Далал и Триггс установили, что L1-норма дает менее надежные результаты, чем остальные три, которые работают приблизительно одинаково хорошо, однако все четыре метода значительно улучшают результаты по сравнению с ненормализованными. ^[6]

SVM-классификатор

Основная статья: Метод опорных векторов

Конечным шагом в распознавании объектов с использованием HOG является классификация дескрипторов при помощи системы обучения с учителем. Далал и Триггс использовали метод опорных векторов (SVM, Support Vector Machine).

Testing

In their original human detection experiment, Dalal and Triggs compared their R-HOG and C-HOG descriptor blocks against generalized Haar wavelets, PCA-SIFT descriptors, and Shape Contexts. Generalized Haar wavelets are oriented Haar wavelets, and were used in 2001 by Mohan, Papageorgiou, and Poggio in their own object detection experiments. PCA-SIFT descriptors are similar to SIFT descriptors, but differ in that principal component analysis is applied to the normalized gradient patches. PCA-SIFT descriptors were first used in 2004 by Ke and Sukthankar and were claimed to outperform regular SIFT descriptors. Finally, Shape Contexts use circular bins, similar to those used in C-HOG blocks, but only tabulate votes on the basis of edge presence, making no distinction with regards to orientation. Shape Contexts were originally used in 2001 by Belongie, Malik, and Puzicha.

The testing commenced on two different data sets. The Massachusetts Institute of Technology pedestrian database contains 509 training images and 200 test images of pedestrians on city streets. The set only contains images featuring the front or back of human figures and contains little variety in human pose. The set is well-known and has been used in a variety of human detection experiments, such as those conducted by Papageorgiou and Poggio in 2000. The MIT database is currently available for research at http://cbcl.mit.edu/cbcl/software-datasets/PedestrianData.html. The second set was developed by Dalal and Triggs exclusively for their human detection experiment due to the fact that the HOG descriptors performed near-perfectly on the MIT set. Their set, known as INRIA, contains 1805 images of humans taken from personal photographs. The set contains images of humans in a wide variety of poses and includes difficult backgrounds, such as crowd scenes, thus rendering it more complex than the MIT set. The INRIA database is currently available for research at http://lear.inrialpes.fr/data.

The above site has an image showing examples from the INRIA human detection database.

As for the results, the C-HOG and R-HOG block descriptors perform comparatively, with the C-HOG descriptors maintaining a slight advantage in the detection miss rate at fixed false positive rates across both data sets.

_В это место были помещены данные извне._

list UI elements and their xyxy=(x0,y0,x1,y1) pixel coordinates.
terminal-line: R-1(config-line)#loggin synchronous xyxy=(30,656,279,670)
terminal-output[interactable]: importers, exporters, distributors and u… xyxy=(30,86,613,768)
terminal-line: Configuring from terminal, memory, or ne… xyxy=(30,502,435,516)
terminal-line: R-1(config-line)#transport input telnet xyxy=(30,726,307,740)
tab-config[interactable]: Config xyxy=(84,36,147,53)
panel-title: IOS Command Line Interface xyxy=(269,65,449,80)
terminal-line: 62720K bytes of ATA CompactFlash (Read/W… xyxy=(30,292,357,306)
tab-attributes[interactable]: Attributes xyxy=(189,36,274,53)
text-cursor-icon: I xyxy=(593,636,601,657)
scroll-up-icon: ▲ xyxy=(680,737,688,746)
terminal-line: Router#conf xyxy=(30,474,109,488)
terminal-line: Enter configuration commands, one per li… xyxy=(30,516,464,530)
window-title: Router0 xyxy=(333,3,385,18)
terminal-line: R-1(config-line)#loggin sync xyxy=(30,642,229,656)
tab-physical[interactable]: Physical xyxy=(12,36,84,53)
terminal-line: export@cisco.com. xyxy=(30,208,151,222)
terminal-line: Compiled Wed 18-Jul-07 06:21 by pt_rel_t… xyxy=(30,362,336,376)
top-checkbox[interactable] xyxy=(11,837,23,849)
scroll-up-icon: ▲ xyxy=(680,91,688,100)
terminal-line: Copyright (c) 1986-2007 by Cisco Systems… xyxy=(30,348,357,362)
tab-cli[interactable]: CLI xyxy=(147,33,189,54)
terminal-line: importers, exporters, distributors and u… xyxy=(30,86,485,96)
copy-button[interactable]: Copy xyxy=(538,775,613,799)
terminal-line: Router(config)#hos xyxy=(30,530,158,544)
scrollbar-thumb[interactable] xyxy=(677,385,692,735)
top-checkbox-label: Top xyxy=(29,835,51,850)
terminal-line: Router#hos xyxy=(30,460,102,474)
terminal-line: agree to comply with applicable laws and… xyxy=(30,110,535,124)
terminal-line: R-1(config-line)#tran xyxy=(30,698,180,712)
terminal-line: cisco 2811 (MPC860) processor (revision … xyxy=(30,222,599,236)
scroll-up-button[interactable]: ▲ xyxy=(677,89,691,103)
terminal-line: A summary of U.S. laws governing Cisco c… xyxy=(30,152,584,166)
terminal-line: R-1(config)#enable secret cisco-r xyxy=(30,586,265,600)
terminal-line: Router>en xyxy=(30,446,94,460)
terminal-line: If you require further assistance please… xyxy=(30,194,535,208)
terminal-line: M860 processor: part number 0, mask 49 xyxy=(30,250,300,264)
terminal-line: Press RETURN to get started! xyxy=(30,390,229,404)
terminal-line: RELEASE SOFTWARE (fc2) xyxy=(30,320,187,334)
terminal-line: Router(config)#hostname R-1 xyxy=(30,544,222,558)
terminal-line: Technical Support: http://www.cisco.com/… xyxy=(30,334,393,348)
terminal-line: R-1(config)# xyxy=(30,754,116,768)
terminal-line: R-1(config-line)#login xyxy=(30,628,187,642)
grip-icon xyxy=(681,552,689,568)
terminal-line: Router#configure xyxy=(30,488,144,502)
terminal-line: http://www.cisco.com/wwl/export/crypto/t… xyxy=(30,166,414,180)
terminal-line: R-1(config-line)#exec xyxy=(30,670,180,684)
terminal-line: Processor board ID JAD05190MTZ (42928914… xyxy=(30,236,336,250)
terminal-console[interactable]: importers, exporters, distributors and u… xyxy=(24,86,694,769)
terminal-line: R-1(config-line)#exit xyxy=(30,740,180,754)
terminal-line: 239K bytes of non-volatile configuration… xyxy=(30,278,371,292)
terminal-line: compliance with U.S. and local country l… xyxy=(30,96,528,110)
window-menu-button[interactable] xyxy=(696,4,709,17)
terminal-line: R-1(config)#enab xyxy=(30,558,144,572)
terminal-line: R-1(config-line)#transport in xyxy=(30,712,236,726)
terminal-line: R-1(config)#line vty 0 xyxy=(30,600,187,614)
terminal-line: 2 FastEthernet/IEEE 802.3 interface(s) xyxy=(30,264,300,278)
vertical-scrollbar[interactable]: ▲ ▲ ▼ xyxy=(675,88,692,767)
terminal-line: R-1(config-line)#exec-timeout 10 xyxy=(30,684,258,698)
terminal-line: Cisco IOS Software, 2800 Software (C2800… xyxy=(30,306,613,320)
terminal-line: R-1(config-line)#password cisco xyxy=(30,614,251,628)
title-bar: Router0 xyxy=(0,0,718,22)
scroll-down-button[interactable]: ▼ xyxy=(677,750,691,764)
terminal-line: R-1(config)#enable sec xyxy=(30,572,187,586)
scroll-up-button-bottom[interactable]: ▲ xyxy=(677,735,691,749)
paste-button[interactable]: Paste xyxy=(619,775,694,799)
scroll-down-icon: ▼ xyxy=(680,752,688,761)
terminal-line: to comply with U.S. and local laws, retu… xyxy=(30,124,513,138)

On the MIT set, the C-HOG and R-HOG descriptors produced a detection miss rate of essentially zero at a 10⁻⁴ false positive rate. On the INRIA set, the C-HOG and R-HOG descriptors produced a detection miss rate of roughly 0.1 at a 10⁻⁴ false positive rate. The Generalized Haar Wavelets represent the next highest performing approach: the wavelets produced roughly a 0.01 miss rate at a 10⁻⁴ false positive rate on the MIT set, and roughly a 0.3 miss rate on the INRIA set. The PCA-SIFT descriptors and Shape Contexts both performed fairly poorly on both data sets. Both methods produced a miss rate of 0.1 at a 10⁻⁴ false positive rate on the MIT set and nearly a miss rate of 0.5 at a 10⁻⁴ false positive rate on the INRIA set. The image below contains the result data from the original Dalal and Triggs experiment. The curves represent the Detection Error Tradeoff on a log-log scale, which equates to the miss rate versus the false positive rate. ^[7]

Дальнейшее развитие

As part of the Pascal Visual Object Classes 2006 Workshop, Dalal and Triggs presented results on applying Histogram of Oriented Gradient descriptors to image objects other than human beings, such as cars, buses, and bicycles, as well as common animals such as dogs, cats, and cows. They included with their results the optimal parameters for block formulation and normalization in each case. The image in the below reference shows some of their detection examples for motorbikes. ^[8]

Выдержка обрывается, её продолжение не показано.